Entrementes, vamos acompanhar o surgimento dos outros dois personagens importantes da minissérie. Um é o detetive Brian Miller (Greg Kinnear), que investiga o desaparecimento — e provável assassinato — de jovens mulheres. O outro é o principal suspeito, Larry DeWayne Hall, um tipo excêntrico que viaja pelo país para participar de reencenações da Guerra Civil e que, junto a alguns policiais, tem fama de ser um "serial confessor" — ou seja, alguém com compulsão de confessar crimes.
Esse personagem é encarnado por um dos mais interessantes atores surgidos nos últimos tempos: Paul Walter Hauser, 35 anos. Seja como coadjuvante — Eu, Tonya (2017), Infiltrado na Klan (2018), Cruella (2021), a série Cobra Kai (2019-) —, seja como protagonista (O Caso Richard Jewell, de 2019), ele sempre se destaca. E não só por ser um dos poucos tipos roliços nas produções hollywoodianas. Em Black Bird, a combinação da sua fisicalidade com a voz estridente e as costeletas suíças do personagem transformam Larry em um sujeito ora bizarro, ora patético, ora perigoso.
O responsável por cruzar essas duas narrativas, a de Jimmy e a de Larry, é o escritor Dennis Lehane, que desenvolveu Black Bird a partir do livro autobiográfico In with the Devil (2011), um depoimento de James Keene a Hillel Levin. Bostoniano de 56 anos, o romancista virou nome frequente em filmes e séries policiais. Suas obras inspiraram títulos como Sobre Meninos e Lobos (2003), de Clint Eastwood, Medo da Verdade (2007) e A Lei da Noite (2016), ambos de Ben Affleck, Ilha do Medo (2010), de Martin Scorsese, e A Entrega (2014), de Michaël R. Roskam — diretor de três episódios da minissérie.
Percebe-se a mão de Lehane em Black Bird. Nos seus romances policiais, não existe certo ou errado. Existe certo "e" errado, tudo junto e misturado, uma zona nebulosa, cinzenta, povoada por indagações como: você entregaria seu cônjuge se descobrisse que ele cometeu um crime? Devemos seguir a lei ou a Justiça? Em nome de ser aceito pelos outros, o quanto podemos nos esconder de nós mesmos? Como expulsar fantasmas interiores sem que eles apavorem as outras pessoas? Melhor viver como um monstro ou morrer como um herói?

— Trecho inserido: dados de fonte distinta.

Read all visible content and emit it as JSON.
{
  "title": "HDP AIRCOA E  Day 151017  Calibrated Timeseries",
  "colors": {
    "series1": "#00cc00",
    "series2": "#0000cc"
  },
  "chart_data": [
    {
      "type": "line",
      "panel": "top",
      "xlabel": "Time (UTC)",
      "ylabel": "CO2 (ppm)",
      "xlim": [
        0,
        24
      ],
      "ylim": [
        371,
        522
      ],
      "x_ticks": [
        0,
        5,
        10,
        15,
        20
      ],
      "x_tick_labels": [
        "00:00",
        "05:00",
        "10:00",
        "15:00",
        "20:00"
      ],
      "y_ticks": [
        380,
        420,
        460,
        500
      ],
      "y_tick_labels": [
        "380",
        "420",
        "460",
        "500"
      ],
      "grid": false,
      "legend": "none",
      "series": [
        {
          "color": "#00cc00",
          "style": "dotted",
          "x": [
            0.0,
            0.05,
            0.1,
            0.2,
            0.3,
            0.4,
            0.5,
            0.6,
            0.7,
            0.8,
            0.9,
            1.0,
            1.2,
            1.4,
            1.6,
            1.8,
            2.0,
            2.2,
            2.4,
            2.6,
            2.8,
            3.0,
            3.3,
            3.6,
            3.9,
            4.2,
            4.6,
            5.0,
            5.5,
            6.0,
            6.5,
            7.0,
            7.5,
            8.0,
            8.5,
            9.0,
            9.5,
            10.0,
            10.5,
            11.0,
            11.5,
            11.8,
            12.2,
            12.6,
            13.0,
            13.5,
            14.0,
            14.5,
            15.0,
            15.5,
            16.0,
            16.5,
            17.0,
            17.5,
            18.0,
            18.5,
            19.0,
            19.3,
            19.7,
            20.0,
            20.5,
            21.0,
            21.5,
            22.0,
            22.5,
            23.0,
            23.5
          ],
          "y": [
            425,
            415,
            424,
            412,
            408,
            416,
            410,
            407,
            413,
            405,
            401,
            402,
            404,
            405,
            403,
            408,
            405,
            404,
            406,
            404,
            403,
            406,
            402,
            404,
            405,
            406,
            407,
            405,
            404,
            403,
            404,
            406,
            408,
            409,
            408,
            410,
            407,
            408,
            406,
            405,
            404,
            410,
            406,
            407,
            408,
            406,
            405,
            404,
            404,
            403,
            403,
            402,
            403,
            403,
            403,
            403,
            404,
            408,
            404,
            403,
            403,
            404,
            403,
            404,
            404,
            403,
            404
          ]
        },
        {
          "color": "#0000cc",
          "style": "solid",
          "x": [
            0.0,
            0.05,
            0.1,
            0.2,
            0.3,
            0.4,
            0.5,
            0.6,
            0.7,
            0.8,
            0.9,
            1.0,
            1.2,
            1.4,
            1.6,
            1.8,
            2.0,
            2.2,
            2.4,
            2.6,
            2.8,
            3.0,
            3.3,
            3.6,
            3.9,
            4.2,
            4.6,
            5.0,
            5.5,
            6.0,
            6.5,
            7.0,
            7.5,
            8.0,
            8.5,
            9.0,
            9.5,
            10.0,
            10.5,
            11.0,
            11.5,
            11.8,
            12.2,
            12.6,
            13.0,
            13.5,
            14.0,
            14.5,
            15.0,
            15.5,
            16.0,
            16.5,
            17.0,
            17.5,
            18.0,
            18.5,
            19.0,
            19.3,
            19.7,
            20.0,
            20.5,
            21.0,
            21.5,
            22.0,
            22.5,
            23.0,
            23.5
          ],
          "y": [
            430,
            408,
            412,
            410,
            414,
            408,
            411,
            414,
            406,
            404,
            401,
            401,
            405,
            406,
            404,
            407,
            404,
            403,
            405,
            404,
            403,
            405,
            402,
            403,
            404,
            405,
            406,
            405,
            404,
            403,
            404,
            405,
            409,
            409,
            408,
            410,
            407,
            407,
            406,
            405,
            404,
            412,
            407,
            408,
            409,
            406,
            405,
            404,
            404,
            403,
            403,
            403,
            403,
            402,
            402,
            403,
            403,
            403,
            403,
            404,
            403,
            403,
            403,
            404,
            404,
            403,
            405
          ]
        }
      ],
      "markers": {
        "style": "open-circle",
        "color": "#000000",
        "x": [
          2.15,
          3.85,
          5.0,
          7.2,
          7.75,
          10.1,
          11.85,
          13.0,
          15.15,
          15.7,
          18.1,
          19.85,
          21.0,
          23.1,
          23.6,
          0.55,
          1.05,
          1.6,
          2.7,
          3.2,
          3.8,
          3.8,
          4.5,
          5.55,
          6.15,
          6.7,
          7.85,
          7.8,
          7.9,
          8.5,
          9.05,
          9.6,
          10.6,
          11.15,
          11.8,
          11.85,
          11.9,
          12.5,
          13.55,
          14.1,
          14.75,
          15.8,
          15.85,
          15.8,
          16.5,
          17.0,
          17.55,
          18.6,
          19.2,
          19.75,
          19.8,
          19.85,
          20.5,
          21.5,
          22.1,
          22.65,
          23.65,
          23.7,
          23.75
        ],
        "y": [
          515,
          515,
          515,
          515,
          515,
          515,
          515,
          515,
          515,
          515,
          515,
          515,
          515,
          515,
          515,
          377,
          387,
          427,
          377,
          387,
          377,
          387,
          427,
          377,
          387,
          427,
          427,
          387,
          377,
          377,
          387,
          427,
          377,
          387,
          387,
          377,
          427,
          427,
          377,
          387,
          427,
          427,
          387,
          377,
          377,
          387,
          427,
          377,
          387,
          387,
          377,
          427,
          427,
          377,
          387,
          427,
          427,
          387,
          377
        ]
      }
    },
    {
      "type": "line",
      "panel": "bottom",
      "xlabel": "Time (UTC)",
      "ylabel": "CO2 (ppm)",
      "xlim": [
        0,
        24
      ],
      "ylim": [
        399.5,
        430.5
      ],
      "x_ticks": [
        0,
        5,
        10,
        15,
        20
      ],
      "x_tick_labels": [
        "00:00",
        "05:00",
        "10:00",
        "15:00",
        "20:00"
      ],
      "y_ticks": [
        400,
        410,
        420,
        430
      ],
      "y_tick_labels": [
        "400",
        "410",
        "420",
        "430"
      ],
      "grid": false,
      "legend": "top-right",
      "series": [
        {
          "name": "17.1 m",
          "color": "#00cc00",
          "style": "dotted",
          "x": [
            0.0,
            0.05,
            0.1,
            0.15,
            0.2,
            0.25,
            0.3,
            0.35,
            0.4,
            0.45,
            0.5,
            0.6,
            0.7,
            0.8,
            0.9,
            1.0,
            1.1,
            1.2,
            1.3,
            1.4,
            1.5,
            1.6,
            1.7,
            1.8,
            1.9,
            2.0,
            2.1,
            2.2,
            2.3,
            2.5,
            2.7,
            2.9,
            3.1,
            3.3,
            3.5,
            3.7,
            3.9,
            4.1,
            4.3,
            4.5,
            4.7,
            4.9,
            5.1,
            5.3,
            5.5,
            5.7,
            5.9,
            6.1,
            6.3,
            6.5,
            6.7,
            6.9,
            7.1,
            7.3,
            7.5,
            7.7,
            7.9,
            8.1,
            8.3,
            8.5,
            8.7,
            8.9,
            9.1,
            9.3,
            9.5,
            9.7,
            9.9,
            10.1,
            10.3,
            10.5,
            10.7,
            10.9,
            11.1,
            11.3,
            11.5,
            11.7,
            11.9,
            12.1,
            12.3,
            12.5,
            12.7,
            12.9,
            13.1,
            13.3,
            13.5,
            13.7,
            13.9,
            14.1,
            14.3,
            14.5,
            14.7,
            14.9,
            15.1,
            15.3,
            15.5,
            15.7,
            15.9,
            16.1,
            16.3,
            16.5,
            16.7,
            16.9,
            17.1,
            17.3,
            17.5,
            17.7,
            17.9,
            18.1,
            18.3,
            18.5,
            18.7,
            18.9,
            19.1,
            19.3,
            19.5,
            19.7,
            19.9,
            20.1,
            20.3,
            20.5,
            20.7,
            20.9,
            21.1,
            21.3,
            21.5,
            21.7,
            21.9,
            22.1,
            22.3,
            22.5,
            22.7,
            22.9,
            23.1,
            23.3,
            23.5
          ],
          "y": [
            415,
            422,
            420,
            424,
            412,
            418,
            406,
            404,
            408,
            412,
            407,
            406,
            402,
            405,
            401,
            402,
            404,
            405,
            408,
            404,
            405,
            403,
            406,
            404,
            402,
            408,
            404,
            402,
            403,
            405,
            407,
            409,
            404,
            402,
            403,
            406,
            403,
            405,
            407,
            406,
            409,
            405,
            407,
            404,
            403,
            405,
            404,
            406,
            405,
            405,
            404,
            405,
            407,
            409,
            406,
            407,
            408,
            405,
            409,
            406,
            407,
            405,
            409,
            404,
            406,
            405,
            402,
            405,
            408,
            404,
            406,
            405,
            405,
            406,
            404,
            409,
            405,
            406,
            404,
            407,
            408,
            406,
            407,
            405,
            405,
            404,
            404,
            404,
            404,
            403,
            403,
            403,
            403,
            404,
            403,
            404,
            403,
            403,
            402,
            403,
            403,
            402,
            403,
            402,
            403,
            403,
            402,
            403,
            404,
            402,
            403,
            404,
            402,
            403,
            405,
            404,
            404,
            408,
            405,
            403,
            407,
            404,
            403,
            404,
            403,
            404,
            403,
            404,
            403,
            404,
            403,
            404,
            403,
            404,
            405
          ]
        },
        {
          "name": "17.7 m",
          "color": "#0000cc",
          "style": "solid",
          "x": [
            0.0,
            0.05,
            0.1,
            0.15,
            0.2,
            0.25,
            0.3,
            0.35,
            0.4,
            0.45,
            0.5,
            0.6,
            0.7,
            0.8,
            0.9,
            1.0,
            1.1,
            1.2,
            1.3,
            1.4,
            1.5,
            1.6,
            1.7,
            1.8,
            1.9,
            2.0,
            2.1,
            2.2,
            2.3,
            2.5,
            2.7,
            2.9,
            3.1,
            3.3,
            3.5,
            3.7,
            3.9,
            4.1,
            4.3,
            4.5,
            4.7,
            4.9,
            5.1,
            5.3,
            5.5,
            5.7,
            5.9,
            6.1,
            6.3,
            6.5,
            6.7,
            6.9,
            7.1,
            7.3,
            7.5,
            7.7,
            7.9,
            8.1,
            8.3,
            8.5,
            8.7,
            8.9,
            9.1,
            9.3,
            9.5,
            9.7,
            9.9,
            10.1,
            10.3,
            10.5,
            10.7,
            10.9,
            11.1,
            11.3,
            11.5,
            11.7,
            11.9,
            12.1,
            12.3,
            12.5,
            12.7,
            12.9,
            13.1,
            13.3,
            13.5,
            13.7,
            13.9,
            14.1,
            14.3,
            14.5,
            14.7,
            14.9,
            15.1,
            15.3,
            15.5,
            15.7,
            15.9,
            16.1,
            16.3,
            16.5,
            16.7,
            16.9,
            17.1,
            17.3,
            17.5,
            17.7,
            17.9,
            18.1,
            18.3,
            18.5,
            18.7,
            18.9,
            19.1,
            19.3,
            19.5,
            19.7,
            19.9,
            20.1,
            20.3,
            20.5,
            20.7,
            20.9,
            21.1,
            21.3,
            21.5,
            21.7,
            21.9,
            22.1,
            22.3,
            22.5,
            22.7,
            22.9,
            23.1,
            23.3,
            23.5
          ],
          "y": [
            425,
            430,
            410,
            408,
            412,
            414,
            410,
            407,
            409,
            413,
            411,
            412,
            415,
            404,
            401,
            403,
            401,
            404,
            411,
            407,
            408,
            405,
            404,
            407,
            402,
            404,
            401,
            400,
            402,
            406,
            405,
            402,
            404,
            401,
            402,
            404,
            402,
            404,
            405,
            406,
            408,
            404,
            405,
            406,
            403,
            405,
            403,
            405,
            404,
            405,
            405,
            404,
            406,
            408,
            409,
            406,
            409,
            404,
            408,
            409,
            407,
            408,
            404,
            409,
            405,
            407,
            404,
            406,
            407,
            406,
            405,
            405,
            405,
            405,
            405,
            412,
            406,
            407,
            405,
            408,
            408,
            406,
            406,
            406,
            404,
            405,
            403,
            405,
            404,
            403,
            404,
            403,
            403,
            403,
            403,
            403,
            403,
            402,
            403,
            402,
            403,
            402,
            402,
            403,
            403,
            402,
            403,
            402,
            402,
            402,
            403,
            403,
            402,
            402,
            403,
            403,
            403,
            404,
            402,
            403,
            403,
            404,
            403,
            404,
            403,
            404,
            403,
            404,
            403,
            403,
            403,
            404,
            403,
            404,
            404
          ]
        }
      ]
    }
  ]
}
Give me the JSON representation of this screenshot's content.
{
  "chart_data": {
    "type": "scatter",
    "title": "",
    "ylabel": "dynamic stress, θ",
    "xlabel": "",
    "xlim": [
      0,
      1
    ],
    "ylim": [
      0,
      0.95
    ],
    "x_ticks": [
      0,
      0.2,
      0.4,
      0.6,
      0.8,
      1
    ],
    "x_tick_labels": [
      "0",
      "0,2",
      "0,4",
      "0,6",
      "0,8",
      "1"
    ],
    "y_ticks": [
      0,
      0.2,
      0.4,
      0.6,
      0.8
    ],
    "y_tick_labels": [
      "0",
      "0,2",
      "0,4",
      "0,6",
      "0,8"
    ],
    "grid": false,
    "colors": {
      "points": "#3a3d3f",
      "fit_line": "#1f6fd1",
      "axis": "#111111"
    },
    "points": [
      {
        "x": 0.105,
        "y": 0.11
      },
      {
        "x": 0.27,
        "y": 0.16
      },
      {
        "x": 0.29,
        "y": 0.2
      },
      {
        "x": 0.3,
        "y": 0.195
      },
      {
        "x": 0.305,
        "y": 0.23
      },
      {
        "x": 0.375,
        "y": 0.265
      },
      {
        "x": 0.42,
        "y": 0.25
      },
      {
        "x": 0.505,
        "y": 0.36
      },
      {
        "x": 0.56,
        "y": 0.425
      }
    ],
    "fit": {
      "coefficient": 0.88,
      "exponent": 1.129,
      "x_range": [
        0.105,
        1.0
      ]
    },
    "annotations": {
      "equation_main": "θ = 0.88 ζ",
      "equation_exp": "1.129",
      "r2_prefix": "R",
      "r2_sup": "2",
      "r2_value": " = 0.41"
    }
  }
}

Em Black Bird, muitos dos personagens trafegam por esse território borralhento, onde o tempo todo são confrontados por impasses éticos e morais — em entrevista por e-mail à época do lançamento no Brasil do livro Estrada Escura, em 2012, Lehane confessou: "Tenho uma obsessão inegável com o que um amigo meu classificou como o 'dilema irreconciliável', o problema que nunca poderá ser resolvido de modo a satisfazer a todos". É praticamente o resumo da situação de Jimmy a partir do momento em que lhe é confiada uma missão que pode significar a sua liberdade. Ou a sua danação.